L'Ukraine a raison d'essayer à la fois de gagner la guerre et de s'en tenir à un sommet, de vouloir une paix basée sur des principes internationalement reconnus. Je suis vraiment content que Volodymyr Zelensky ait fait cette proposition, et que la Suisse se soit engagée. C'est une bonne chose. Mais il ne s'agit pas de mettre fin à la guerre en quelques semaines. Il s'agit d'un processus de paix.

Mais un processus de paix ne nécessite-t-il pas les deux parties?
Il faut gagner la guerre. La Russie ne prend pas vraiment les négociations au sérieux. Le cas d'Evgueni Prigojine en est un bon exemple. Après la révolte de ce dernier, Poutine et Prigoschin ont négocié un accord – et quelques mois plus tard, Poutine a tué Prigojine. Difficile donc d'imaginer des négociations comme substitut à une victoire.
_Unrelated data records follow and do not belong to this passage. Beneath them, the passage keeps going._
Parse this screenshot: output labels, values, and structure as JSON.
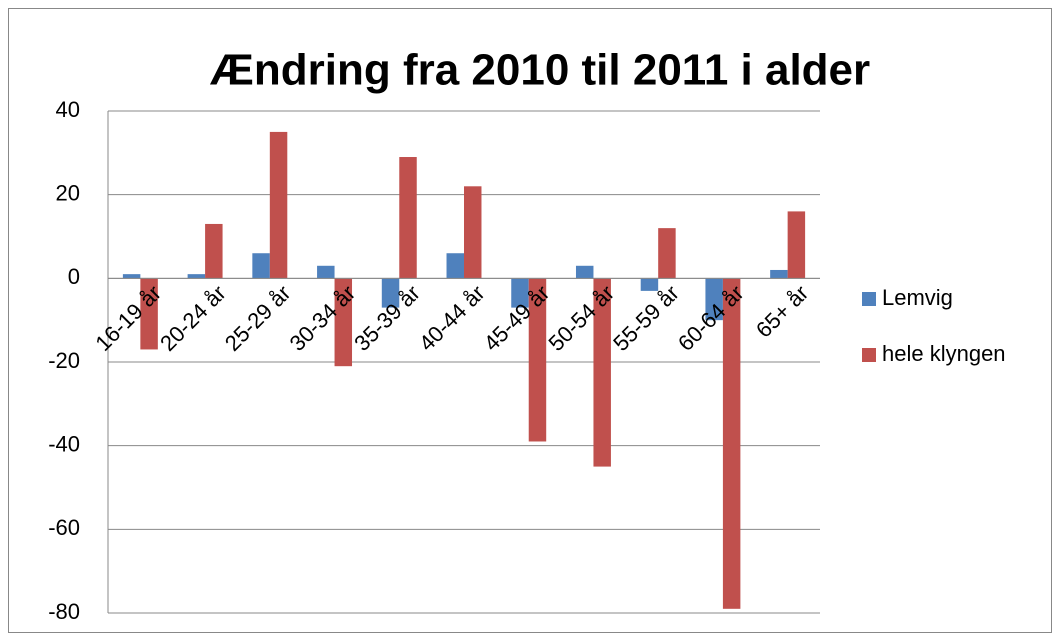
{
  "chart_data": {
    "type": "bar",
    "title": "Ændring fra 2010 til 2011 i alder",
    "categories": [
      "16-19 år",
      "20-24 år",
      "25-29 år",
      "30-34 år",
      "35-39 år",
      "40-44 år",
      "45-49 år",
      "50-54 år",
      "55-59 år",
      "60-64 år",
      "65+ år"
    ],
    "series": [
      {
        "name": "Lemvig",
        "color": "#4f81bd",
        "values": [
          1,
          1,
          6,
          3,
          -7,
          6,
          -7,
          3,
          -3,
          -10,
          2
        ]
      },
      {
        "name": "hele klyngen",
        "color": "#c0504d",
        "values": [
          -17,
          13,
          35,
          -21,
          29,
          22,
          -39,
          -45,
          12,
          -79,
          16
        ]
      }
    ],
    "ylim": [
      -80,
      40
    ],
    "yticks": [
      -80,
      -60,
      -40,
      -20,
      0,
      20,
      40
    ],
    "grid": true,
    "legend": "right"
  }
}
Après l'élection de Donald Trump, vous avez écrit le livre De la tyrannie: vingt leçons du XXe siècle, une sorte d'avertissement pour sauver la démocratie contre les dirigeants autoritaires. Aujourd'hui, Trump pourrait être réélu. Comment cela se fait-il?
Cela tient à notre système, à notre manque de confiance dans l'Etat de droit.

Qu'entendez-vous par là?
Je pose la question autrement: que se passe-t-il en Russie lorsqu'on tente un coup d'Etat?

On meurt.
Et que se passe-t-il lorsqu'on tente un coup d'Etat dans un Etat de droit?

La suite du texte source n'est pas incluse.